Vamos a lo que nos convoca, empezando con el puntapié inicial a la jornada sabatina en Cariola. Una sorpresa lo de Rapture, una novel agrupación chilena que engloba brutalidad con elementos de gran fulgor creativo e instrumental. La forma en que «Necromantic Rites» y «Coffinlust» defienden y atacan en un mismo esquema de aniquilación descoloca viniendo de músicos jóvenes con desplante de veteranos -ojo, una media de edad que no supera los 30 años-, y eso dice mucho respecto a la sensación de nostalgia en quienes, curiosamente, no vivieron la época dorada del género. Al mismo tiempo, el liderazgo de Plaguelord (guitarra, voz) se hace sentir en un escenario que les acomoda sin tapujos, incluso ante un público bastante escaso a esas horas de la tarde. Y a medida que avanza el show, en algunos pasajes el bajo de Incarnator aprovecha los espacios indicados para extender su propia ‘voz’ musical, con el pedal de distorsión manejado con solvencia rotunda. La misma determinación con que «Onward from Devastation» y «Black Crusader», ambas adelantando lo que será su próximo lanzamiento, se abren paso y comparten la misma mesa que «Primal Chaos» e «In the Name of God». Resulta tentador utilizar el cliché de la ‘devastación’ tan propio del género, pero la realidad es que nos permitimos utilizarlo cuando debemos constatar tamaño despliegue de expresión y talento.
De la revelación en la última década, pasamos a la historia del death metal desde los años fundacionales. Fue en 1988 cuando Homicide editó su primer demo-tape, el primero de una serie de cintas circulando de boca en boca, hasta el estreno profesional con Accepted Pleangsly (2006). Hoy, con una discografía considerable y una alineación que hermana brío juvenil con experiencia, tenemos un conjunto que desenvuelve espectáculo y clase de manera casi absoluta. «Pull the Strings» y «Thousand Cuts», las dos primeras en el set, cunden con autoridad por un grupo compenetrado en su propio lienzo de muerte y violencia.

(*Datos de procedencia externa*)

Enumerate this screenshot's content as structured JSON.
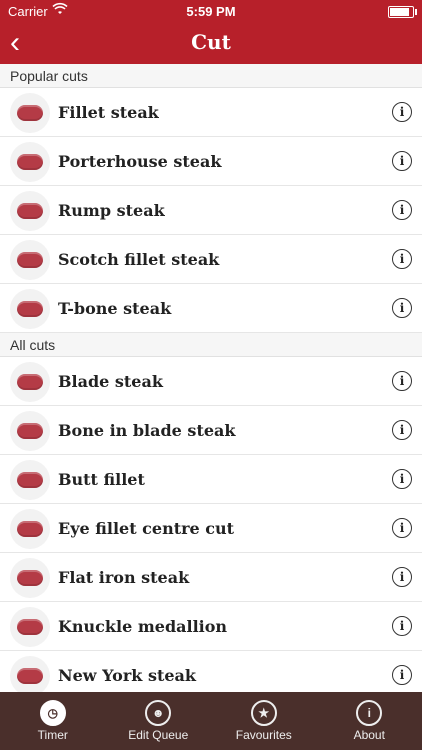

El desempeño de Alejandro Ruiz, tan prodigioso como su voz, apela a la cercanía y la entrega ante un público que difumina la línea generacional, hasta en aquellos pasajes donde el problema técnico amenaza con demorar el timing de la presentación. Por algo «Galley Slave», «First Emperor» y «Slave to the Blackest» desfilan una tras otra sin decaer un solo instante. Porque desde la batería, Marcelo Power comanda el ataque y reluce una habilidad en los tarros con una visión que se preserva ante un público que, en su gran mayoría, jamás haya visto a la banda en vivo. Con eso basta para que Homicide, en cada surco, imponga su nombre a punta de fuerza y determinación. Son músicos que gustan del death metal más puro, y toda maniobra técnica o incorporación de habilidades es considerada en favor de una narrativa que se potencia en el directo.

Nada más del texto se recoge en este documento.